Removing the walnut effect panel reveals this mess. I don’t think carpentry was a previous owner speciality, neither was wiring.
A new ply panel was fitted for the replacement gauges. New gauges are slightly bigger, so the holes have been enlarged accordingly. The new gauges secure the walnut effect panel in place. The switches are next to impossible to see as they are lying flat and they do not illuminate, so a slot was cut beneath the gauges for them. All of the switches were replaced by new ones that illuminate.
What a mess! The thick cables are the engine harnesses, one from each engine to the three way adapter, one from each adapter to the flybridge helm and the final one, chopped very short, going to the lower helm instruments. It’s a miracle anything worked.

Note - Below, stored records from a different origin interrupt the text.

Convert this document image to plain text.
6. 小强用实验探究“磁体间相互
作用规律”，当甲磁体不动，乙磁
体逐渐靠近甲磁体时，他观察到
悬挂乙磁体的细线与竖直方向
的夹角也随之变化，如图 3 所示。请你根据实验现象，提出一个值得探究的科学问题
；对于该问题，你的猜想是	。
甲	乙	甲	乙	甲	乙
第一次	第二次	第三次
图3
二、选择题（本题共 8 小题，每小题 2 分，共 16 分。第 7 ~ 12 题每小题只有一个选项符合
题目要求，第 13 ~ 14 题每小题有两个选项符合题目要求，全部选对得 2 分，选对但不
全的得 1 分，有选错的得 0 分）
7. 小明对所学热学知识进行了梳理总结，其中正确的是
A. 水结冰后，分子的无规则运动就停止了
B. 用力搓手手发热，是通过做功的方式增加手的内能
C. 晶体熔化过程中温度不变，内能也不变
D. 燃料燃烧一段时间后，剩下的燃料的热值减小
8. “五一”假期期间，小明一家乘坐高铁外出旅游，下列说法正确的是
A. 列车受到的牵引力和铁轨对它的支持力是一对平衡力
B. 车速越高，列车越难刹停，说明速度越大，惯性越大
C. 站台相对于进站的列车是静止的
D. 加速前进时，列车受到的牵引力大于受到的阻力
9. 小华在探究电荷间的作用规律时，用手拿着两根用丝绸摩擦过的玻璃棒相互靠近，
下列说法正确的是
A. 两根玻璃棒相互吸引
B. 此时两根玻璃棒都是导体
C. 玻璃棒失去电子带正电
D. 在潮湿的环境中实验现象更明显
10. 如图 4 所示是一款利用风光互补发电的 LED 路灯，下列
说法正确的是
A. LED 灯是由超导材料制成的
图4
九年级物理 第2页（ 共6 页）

The wiring and gauges were removed, a new ply panel was fitted and the new gauges were installed . New switches were installed and wired up.
Made a new wiring harness for the gauges and connected it to the new DIN rail mounted Wago connectors.
The engine harnesses had been cut stupidly short, so they were extended using the original cable colours, soldered and heat shrunk. Bootlace ferules are crimped onto the ends of the wires, which are then inserted into the Wago connectors. A small screwdriver inserted into the square hole next to the wire releases it.
Top right in the picture is an Actisense EMU1, which is connected to the analogue engine sensors, converting the data to NMEA2000 and putting this onto the NMEA2000 network.